ルーシーポケットは、とびきり良い思い出だ。でも、誰も知らなくても、だからと言って銀花の人生は変わらないのかもしれない。そう思ったところでいつのまにかぺたんと座り込んで近くなった床が見える。
「キティフィッシャー、それを見つけた。
1ペニーもないのに、リボンだけ巻かれてた」
話すのとは違う、歌い慣れた声だ。
空想ではないと分かった瞬間、銀花は意識を引き戻した。
息をのんでいるうち、歌い終わった
「ねえ、あなたは……、ねえ、あなた名前は何て言ったっけ?」
銀花は嬉しくて、自分がルーシーロケットだと言うように、自分の名を答えた。
「へえ、全然知らない、聞いたことのない名前だ」
離々はまだ漢字ノートを書き記して、読み上げる。ノートにはちゃんと銀花の名も記録された。
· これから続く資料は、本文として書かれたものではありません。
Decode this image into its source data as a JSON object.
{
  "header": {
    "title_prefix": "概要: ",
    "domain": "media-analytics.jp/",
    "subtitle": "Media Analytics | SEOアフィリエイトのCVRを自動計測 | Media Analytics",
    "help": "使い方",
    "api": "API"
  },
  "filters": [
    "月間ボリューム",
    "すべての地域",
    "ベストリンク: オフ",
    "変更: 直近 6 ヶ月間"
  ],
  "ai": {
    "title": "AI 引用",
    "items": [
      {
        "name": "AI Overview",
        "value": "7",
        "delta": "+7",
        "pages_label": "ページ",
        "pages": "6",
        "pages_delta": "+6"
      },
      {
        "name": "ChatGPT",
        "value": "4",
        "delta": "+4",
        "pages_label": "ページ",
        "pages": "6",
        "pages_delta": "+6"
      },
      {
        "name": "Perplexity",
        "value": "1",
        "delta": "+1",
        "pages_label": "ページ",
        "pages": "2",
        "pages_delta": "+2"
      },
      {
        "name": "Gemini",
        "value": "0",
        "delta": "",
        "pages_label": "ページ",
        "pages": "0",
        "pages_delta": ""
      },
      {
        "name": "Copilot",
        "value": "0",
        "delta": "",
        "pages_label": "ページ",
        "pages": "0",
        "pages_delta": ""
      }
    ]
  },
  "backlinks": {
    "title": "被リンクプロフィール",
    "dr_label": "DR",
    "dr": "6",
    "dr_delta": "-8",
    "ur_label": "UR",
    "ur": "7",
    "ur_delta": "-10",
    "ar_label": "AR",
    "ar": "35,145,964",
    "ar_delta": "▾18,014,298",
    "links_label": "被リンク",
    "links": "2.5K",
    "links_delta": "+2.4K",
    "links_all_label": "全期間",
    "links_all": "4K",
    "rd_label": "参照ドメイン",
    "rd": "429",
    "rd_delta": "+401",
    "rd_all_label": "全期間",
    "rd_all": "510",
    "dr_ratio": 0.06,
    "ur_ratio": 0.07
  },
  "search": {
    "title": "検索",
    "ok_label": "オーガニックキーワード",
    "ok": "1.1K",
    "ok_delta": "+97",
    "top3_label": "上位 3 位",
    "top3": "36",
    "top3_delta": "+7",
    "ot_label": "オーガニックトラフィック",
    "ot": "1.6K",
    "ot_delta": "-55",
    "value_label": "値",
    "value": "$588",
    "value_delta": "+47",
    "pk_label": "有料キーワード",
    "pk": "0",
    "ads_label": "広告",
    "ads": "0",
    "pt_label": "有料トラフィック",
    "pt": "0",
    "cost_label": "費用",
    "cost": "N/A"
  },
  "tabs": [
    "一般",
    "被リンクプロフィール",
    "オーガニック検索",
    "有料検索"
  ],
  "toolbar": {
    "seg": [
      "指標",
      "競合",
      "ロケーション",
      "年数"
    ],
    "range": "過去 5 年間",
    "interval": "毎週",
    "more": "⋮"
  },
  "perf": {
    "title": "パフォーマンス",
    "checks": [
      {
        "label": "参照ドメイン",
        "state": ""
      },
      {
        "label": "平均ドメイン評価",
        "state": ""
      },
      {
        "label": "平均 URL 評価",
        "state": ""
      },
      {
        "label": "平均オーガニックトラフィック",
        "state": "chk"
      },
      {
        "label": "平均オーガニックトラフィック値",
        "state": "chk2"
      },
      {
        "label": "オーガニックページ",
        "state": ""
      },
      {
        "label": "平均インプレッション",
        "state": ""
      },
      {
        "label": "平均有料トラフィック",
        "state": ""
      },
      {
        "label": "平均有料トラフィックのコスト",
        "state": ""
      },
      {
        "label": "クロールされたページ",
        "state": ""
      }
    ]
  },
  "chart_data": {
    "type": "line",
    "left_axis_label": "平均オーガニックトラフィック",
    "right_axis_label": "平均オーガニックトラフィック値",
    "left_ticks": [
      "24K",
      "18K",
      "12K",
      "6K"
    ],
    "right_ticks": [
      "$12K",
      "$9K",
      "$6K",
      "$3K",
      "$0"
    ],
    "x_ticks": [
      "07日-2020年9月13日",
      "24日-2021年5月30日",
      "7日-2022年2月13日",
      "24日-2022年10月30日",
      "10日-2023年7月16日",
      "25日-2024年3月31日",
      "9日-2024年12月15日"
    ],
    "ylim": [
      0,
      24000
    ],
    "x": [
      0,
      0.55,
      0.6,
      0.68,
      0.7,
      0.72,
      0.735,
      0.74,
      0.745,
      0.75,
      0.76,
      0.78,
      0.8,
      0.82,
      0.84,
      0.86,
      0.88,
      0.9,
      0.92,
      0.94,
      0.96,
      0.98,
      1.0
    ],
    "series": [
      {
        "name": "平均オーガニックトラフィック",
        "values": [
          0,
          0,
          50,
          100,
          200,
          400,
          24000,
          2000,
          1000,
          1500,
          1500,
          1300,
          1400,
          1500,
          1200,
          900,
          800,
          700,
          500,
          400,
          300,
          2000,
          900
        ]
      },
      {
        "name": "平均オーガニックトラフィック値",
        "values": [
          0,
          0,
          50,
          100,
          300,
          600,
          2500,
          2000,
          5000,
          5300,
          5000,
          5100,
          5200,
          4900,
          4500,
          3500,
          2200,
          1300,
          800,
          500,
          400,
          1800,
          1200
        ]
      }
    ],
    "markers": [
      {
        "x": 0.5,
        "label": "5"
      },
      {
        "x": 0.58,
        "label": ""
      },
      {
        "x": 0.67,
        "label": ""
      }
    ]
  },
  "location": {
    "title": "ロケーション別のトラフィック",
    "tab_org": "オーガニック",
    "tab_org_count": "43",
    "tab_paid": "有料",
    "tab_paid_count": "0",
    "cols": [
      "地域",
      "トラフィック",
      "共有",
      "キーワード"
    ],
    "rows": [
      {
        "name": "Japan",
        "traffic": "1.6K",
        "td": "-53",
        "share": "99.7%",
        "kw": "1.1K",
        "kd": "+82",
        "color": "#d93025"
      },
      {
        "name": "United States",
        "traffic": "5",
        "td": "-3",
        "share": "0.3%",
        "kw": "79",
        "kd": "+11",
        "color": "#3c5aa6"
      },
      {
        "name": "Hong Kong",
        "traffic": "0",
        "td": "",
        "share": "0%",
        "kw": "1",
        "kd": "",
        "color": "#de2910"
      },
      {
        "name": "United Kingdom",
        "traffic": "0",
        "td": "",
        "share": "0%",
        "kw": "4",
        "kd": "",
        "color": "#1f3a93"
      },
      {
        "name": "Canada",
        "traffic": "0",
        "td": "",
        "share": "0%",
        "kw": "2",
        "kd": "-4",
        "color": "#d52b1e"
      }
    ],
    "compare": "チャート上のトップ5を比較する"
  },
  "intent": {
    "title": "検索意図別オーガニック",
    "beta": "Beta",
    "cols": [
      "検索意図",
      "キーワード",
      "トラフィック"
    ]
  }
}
離々はずっと登校してなくて小学校に来たのも初めてだと言う。
歌はどこで聞いたのか覚えていないらしい。ずっと昔に、とだけ彼女は言った。
でも、銀花の不安が晴れている。
自分がルーシーロケットだとしたら、離々はキティフィッシャーみたい。そんなはずないけど、バカげた空想も今はしたい。ともかく走り回りたい。舞台は走るとドンドンと鳴るので、盛大に騒がしくクルクルとしたい。
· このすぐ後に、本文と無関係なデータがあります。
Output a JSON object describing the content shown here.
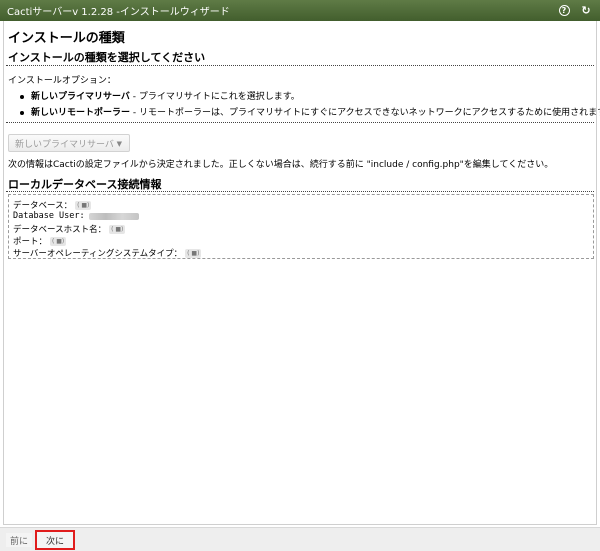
{
  "titlebar": {
    "title": "Cactiサーバーv 1.2.28 -インストールウィザード",
    "help_icon_glyph": "?",
    "refresh_icon_glyph": "↻",
    "color_bar": "#4f6b39"
  },
  "main": {
    "heading": "インストールの種類",
    "subheading": "インストールの種類を選択してください",
    "options_label": "インストールオプション：",
    "options": [
      {
        "name": "新しいプライマリサーバ",
        "desc": " - プライマリサイトにこれを選択します。"
      },
      {
        "name": "新しいリモートポーラー",
        "desc": " - リモートポーラーは、プライマリサイトにすぐにアクセスできないネットワークにアクセスするために使用されます。"
      }
    ],
    "select_value": "新しいプライマリサーバ",
    "info_text": "次の情報はCactiの設定ファイルから決定されました。正しくない場合は、続行する前に \"include / config.php\"を編集してください。",
    "db_heading": "ローカルデータベース接続情報",
    "db_rows": [
      {
        "label": "データベース：",
        "value": "( ■)"
      },
      {
        "label": "Database User:",
        "value": ""
      },
      {
        "label": "データベースホスト名：",
        "value": "( ■)"
      },
      {
        "label": "ポート：",
        "value": "( ■)"
      },
      {
        "label": "サーバーオペレーティングシステムタイプ：",
        "value": "( ■)"
      }
    ]
  },
  "footer": {
    "prev_label": "前に",
    "next_label": "次に",
    "highlight_color": "#e01c1c"
  }
}
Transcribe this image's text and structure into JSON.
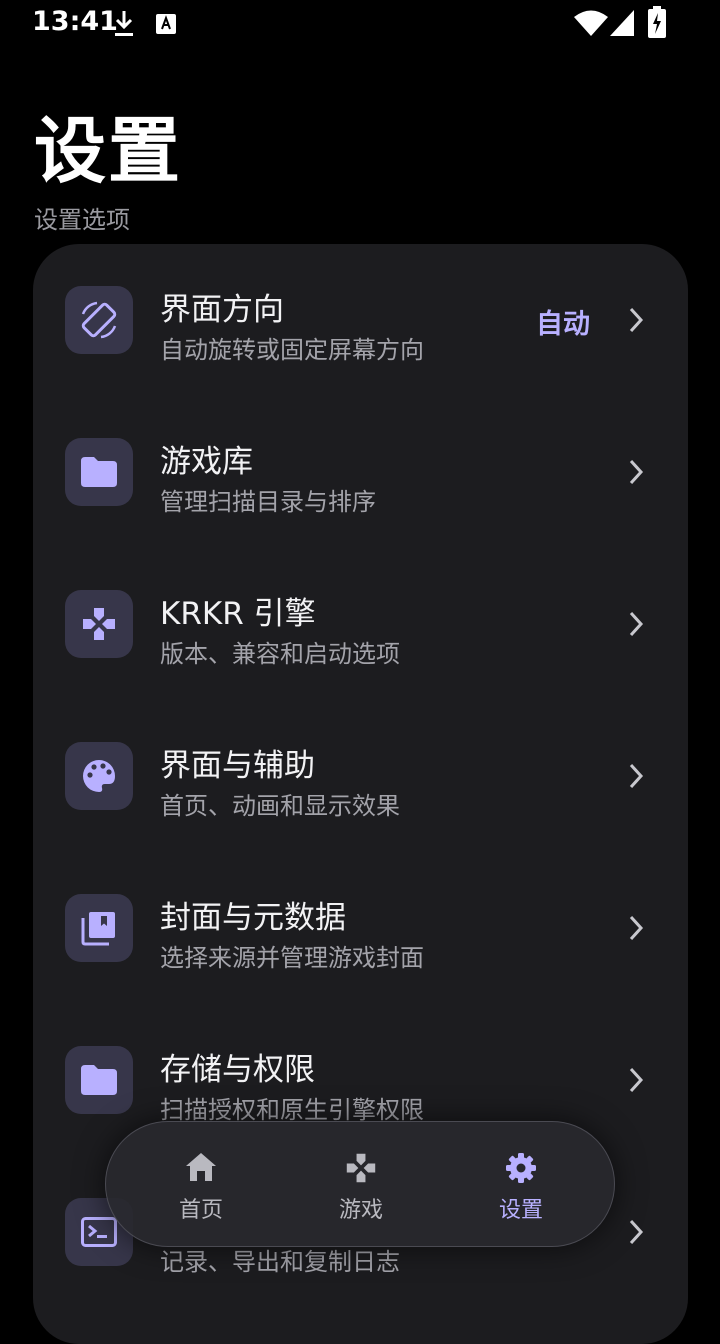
{
  "status_bar": {
    "time": "13:41",
    "icons": [
      "download-icon",
      "keyboard-a-icon",
      "wifi-icon",
      "signal-icon",
      "battery-charging-icon"
    ]
  },
  "page": {
    "title": "设置",
    "section_label": "设置选项"
  },
  "colors": {
    "accent": "#b8b0ff",
    "card_bg": "#1c1c1f",
    "icon_bg": "#37364a"
  },
  "settings": [
    {
      "icon": "screen-rotation-icon",
      "title": "界面方向",
      "subtitle": "自动旋转或固定屏幕方向",
      "value": "自动"
    },
    {
      "icon": "folder-icon",
      "title": "游戏库",
      "subtitle": "管理扫描目录与排序"
    },
    {
      "icon": "gamepad-icon",
      "title": "KRKR 引擎",
      "subtitle": "版本、兼容和启动选项"
    },
    {
      "icon": "palette-icon",
      "title": "界面与辅助",
      "subtitle": "首页、动画和显示效果"
    },
    {
      "icon": "library-image-icon",
      "title": "封面与元数据",
      "subtitle": "选择来源并管理游戏封面"
    },
    {
      "icon": "folder-icon",
      "title": "存储与权限",
      "subtitle": "扫描授权和原生引擎权限"
    },
    {
      "icon": "terminal-icon",
      "title": "",
      "subtitle": "记录、导出和复制日志"
    }
  ],
  "bottom_nav": [
    {
      "icon": "home-icon",
      "label": "首页",
      "active": false
    },
    {
      "icon": "gamepad-icon",
      "label": "游戏",
      "active": false
    },
    {
      "icon": "gear-icon",
      "label": "设置",
      "active": true
    }
  ]
}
「面白い歌詞ね、童謡みたい、リボンだけってかわいいねえ」
村一番の看板娘、みたいな笑みを見せる隻海。彼女はそういう雰囲気がある。町一番か王都で一番の看板娘は明らか変なのにみんなに愛されている。彼女の前ではアイマスクのことを口に出さない約束が固く守られている。なぜって、みんな彼女を愛しているからだ。
ぴんと伸ばした両腕を左右に揺らして
「変な踊り。もっとこう……厳か? 違う、優雅な感じにならない? ……全然違う」
踊り方を変えてみせる黒土に離々が怒る。本気で怒っているわけじゃない。
彼もふざけてるのではなく、離々に命じられて踊りは少しだけ厳かになった。
隻海も覚えて一緒に歌ってくれた。舞台の上で4人が笑っている。
もの言いたげな釦の眼をパペタ氏が銀花に向ける。
「何?」銀花は尋ねるけど。
「さあ?」はぐらかすパペタ氏。
でもいい。
願い事をしないといけないし、何からはじめればいいかさっぱり分かっていない。結局、頑張ってもムリなのかもしれない。
でもいい。
世界にルーシーロケットの歌がないよりずっとましだ、銀花は今はそう思っている――。